In FIGS. 5A-5C the devices affecting these repairs require projection through the meniscus and substantially into the capsule region outside of the meniscus, which could potentially damage the nearby major nerves and large blood vessels. Further, the prior art devices, such as those placing the sutures illustrated in FIG. 5A-5C, typically place horizontal mattress suture patterns rather than vertical mattress suture patterns because vertical patterns are considerably more difficult (if not impossible) for surgeons to place when using these devices.
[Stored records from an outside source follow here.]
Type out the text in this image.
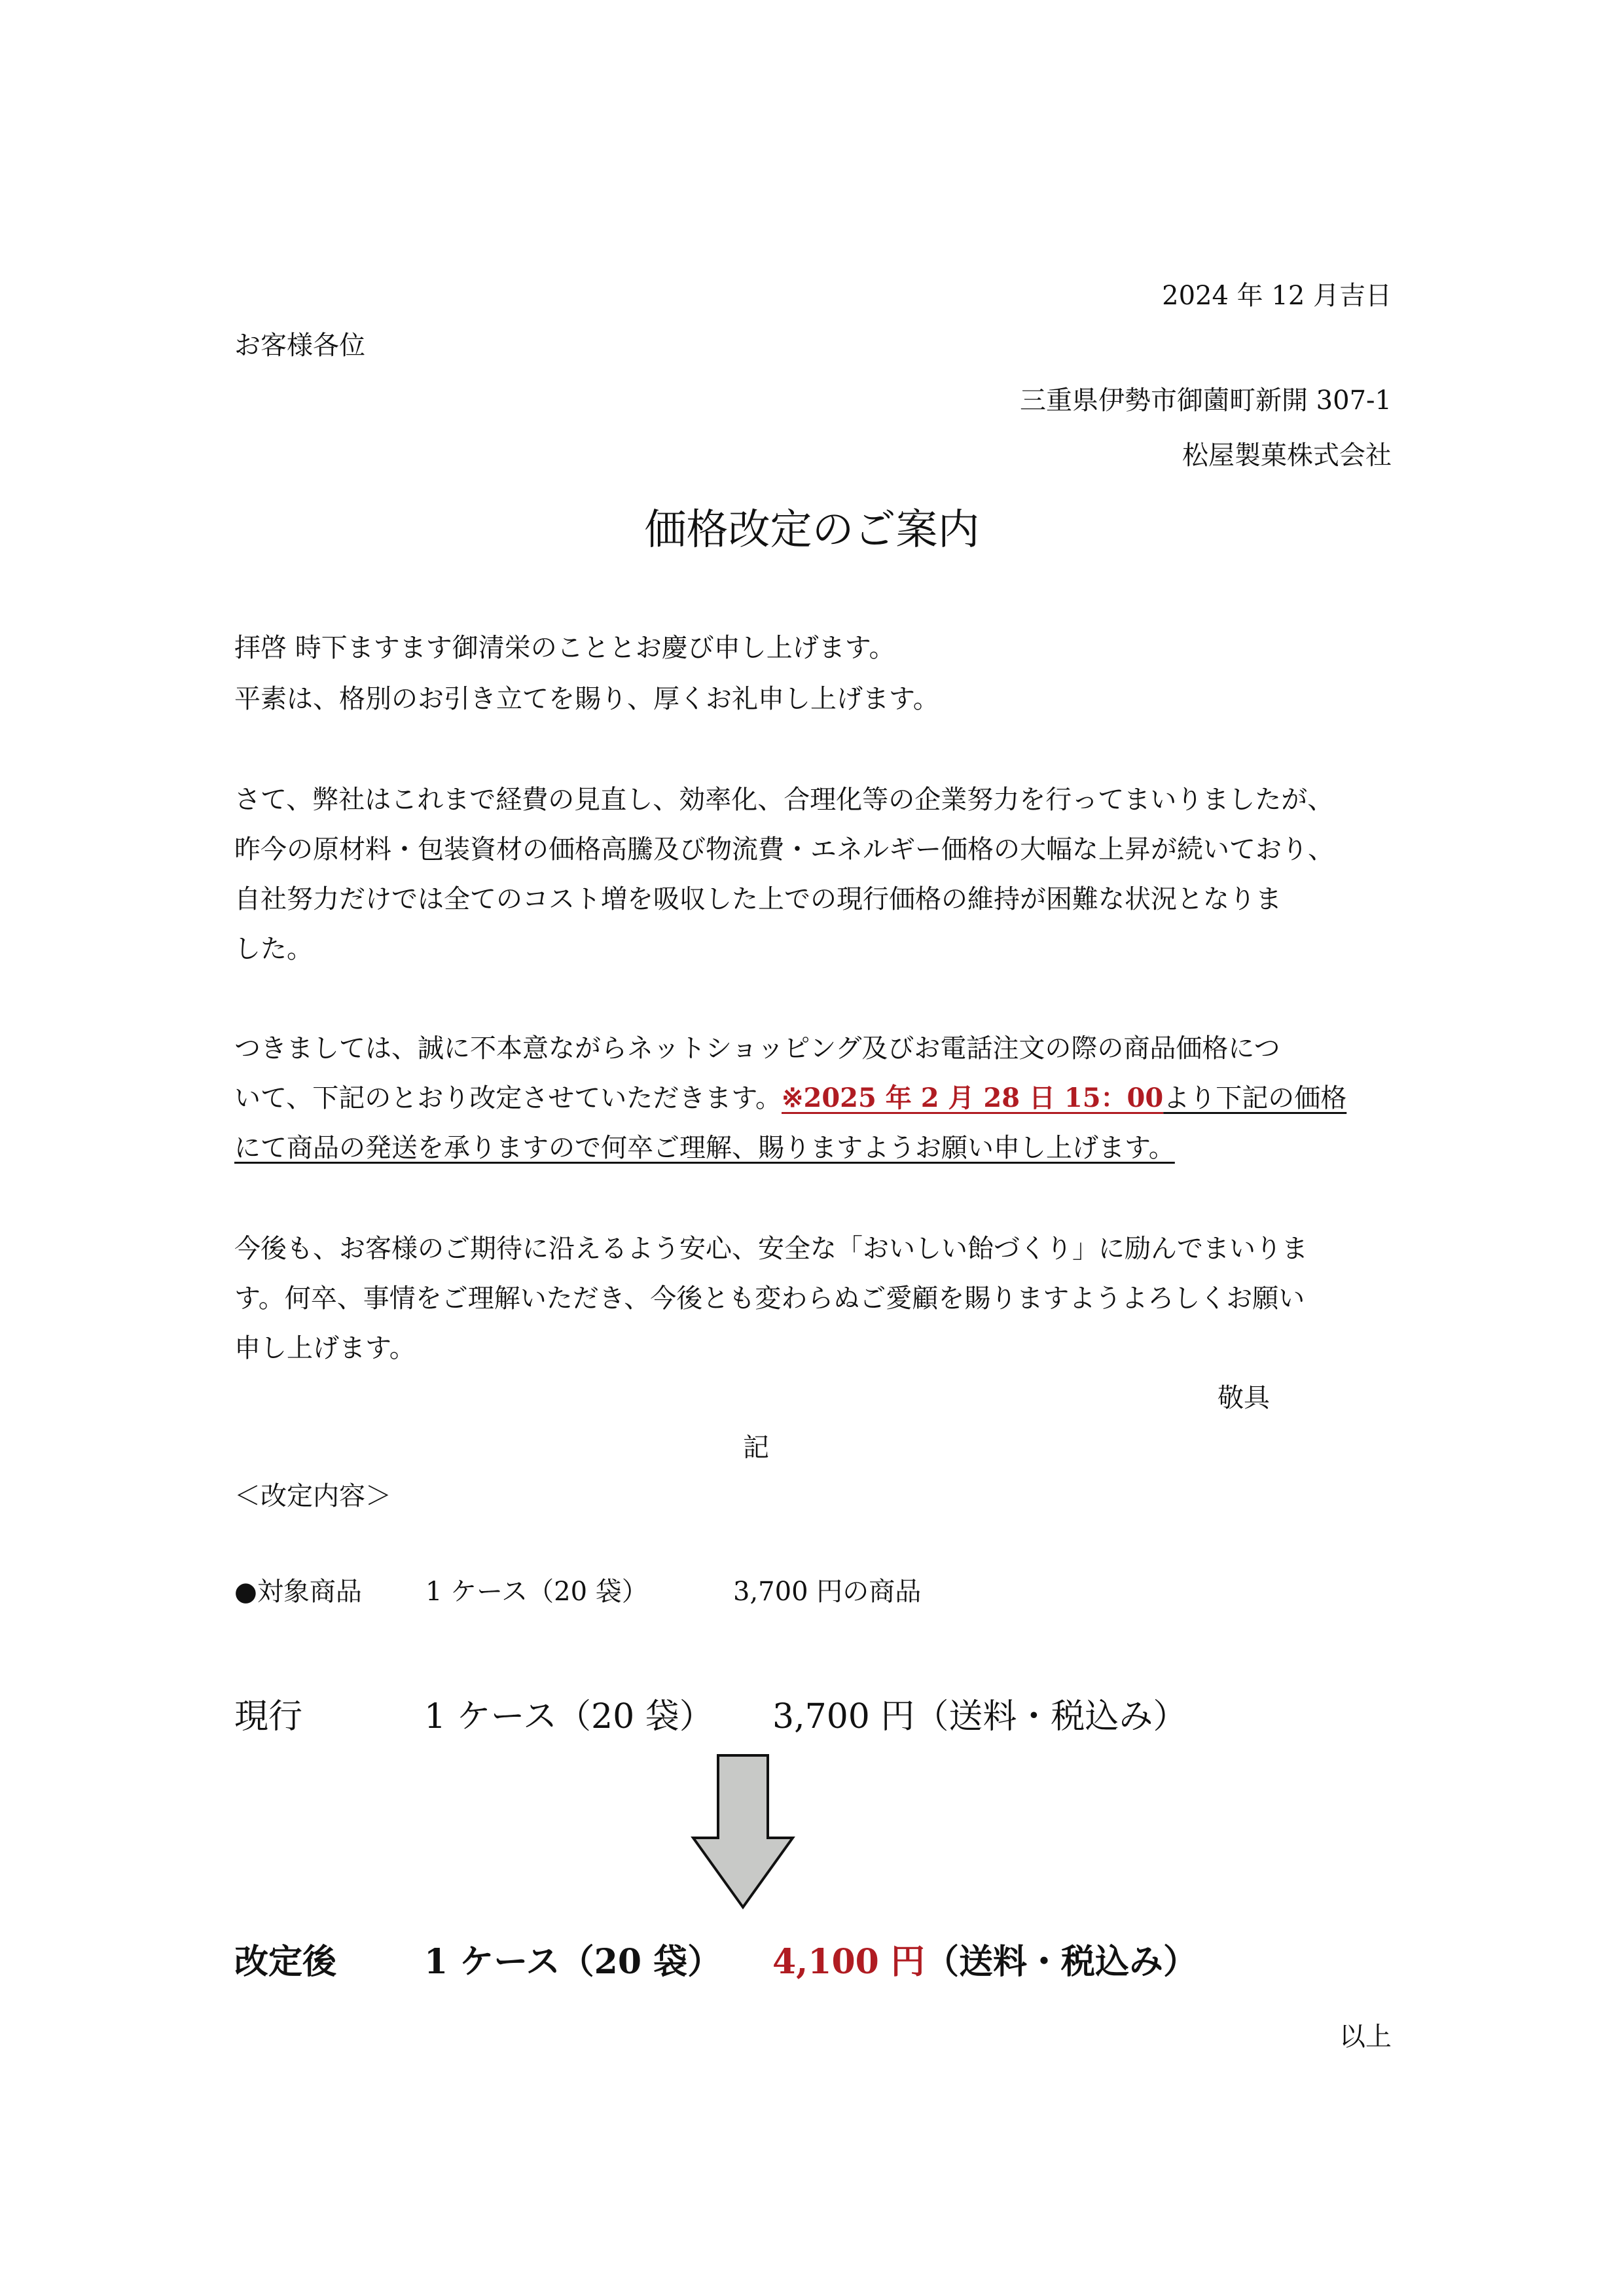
2024 年 12 月吉日
お客様各位
三重県伊勢市御薗町新開 307-1
松屋製菓株式会社
価格改定のご案内
拝啓 時下ますます御清栄のこととお慶び申し上げます。
平素は、格別のお引き立てを賜り、厚くお礼申し上げます。
さて、弊社はこれまで経費の見直し、効率化、合理化等の企業努力を行ってまいりましたが、
昨今の原材料・包装資材の価格高騰及び物流費・エネルギー価格の大幅な上昇が続いており、
自社努力だけでは全てのコスト増を吸収した上での現行価格の維持が困難な状況となりま
した。
つきましては、誠に不本意ながらネットショッピング及びお電話注文の際の商品価格につ
いて、下記のとおり改定させていただきます。※2025 年 2 月 28 日 15：00より下記の価格
にて商品の発送を承りますので何卒ご理解、賜りますようお願い申し上げます。
今後も、お客様のご期待に沿えるよう安心、安全な「おいしい飴づくり」に励んでまいりま
す。何卒、事情をご理解いただき、今後とも変わらぬご愛顧を賜りますようよろしくお願い
申し上げます。
敬具
記
＜改定内容＞
●対象商品 1 ケース（20 袋）	3,700 円の商品
現行	1 ケース（20 袋） 3,700 円（送料・税込み）
改定後	1 ケース（20 袋） 4,100 円（送料・税込み）
以上
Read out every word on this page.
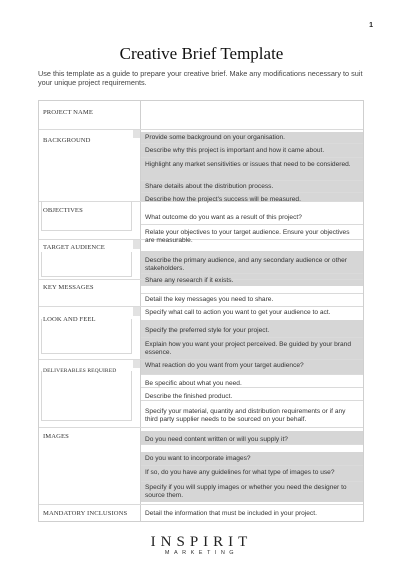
1
Creative Brief Template
Use this template as a guide to prepare your creative brief. Make any modifications necessary to suit your unique project requirements.
PROJECT NAME
BACKGROUND
OBJECTIVES
TARGET AUDIENCE
KEY MESSAGES
LOOK AND FEEL
DELIVERABLES REQUIRED
IMAGES
MANDATORY INCLUSIONS
Provide some background on your organisation.
Describe why this project is important and how it came about.
Highlight any market sensitivities or issues that need to be considered.
Share details about the distribution process.
Describe how the project's success will be measured.
What outcome do you want as a result of this project?
Relate your objectives to your target audience. Ensure your objectives are measurable.
Describe the primary audience, and any secondary audience or other stakeholders.
Share any research if it exists.
Detail the key messages you need to share.
Specify what call to action you want to get your audience to act.
Specify the preferred style for your project.
Explain how you want your project perceived. Be guided by your brand essence.
What reaction do you want from your target audience?
Be specific about what you need.
Describe the finished product.
Specify your material, quantity and distribution requirements or if any third party supplier needs to be sourced on your behalf.
Do you need content written or will you supply it?
Do you want to incorporate images?
If so, do you have any guidelines for what type of images to use?
Specify if you will supply images or whether you need the designer to source them.
Detail the information that must be included in your project.
INSPIRIT
MARKETING
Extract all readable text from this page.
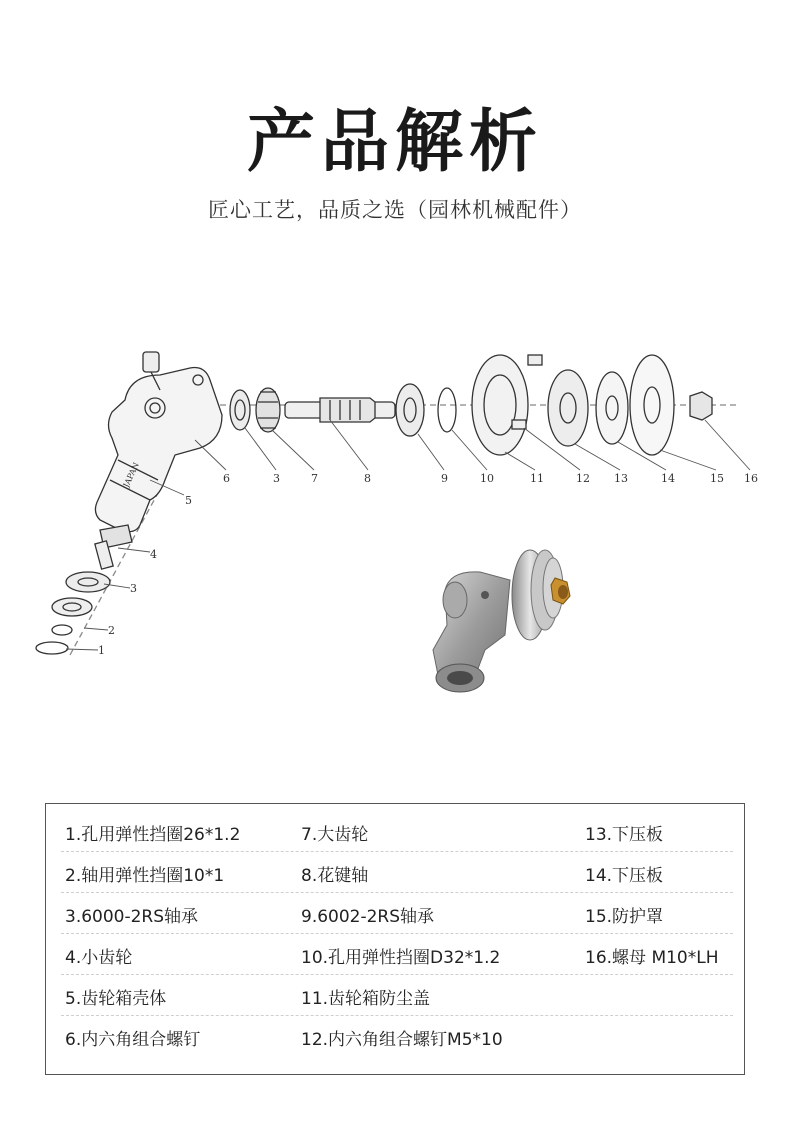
产品解析
匠心工艺，品质之选（园林机械配件）
6	3	7	8	9	10	11	12 13	14	15 16
5
4
3
2
1
JAPAN
1.孔用弹性挡圈26*1.2	7.大齿轮	13.下压板
2.轴用弹性挡圈10*1	8.花键轴	14.下压板
3.6000-2RS轴承	9.6002-2RS轴承	15.防护罩
4.小齿轮	10.孔用弹性挡圈D32*1.2	16.螺母 M10*LH
5.齿轮箱壳体	11.齿轮箱防尘盖
6.内六角组合螺钉	12.内六角组合螺钉M5*10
Vertical mattress patterns would have improved pull through strength because of the aforementioned predominance of circumferential collagen fibers found within the meniscus structure. See, e.g., Boenisch, U. W., et al, “Pull-out strength and stiffness of meniscal repair using absorbable arrows or Ti-Cron vertical and horizontal loop sutures,” Am J Sports Med. 1999 September-October; 27(5):626-31. Additionally, the devices forming the suture patterns illustrated in FIG. 5A-5C are only capable of point fixation; that is they cannot compress the tears uniformly across the torn surface. Finally, such prior art devices are designed for repairing peripheral vertical meniscus tears (torn from the superior surface to the inferior surface in line with the C-shape of the meniscus) and are incapable of repairing commonly encountered radial meniscus tears.
Thus, there is a need for methods, devices and systems for repairing a torn meniscus that allow repair of the meniscus in a manner that decreases patient discomfort and enhances the rate of recovery. In particular, it would be beneficial to provide methods, devices and systems capable of repairing both radial and longitudinal tears without risking additional damage to the meniscus or the vascular systems feeding the meniscus. In addition, it would be highly beneficial to provide methods and devices allowing a physician to minimally invasively suture the meniscus in a vertical loop. The methods, devices and systems described herein may address this need.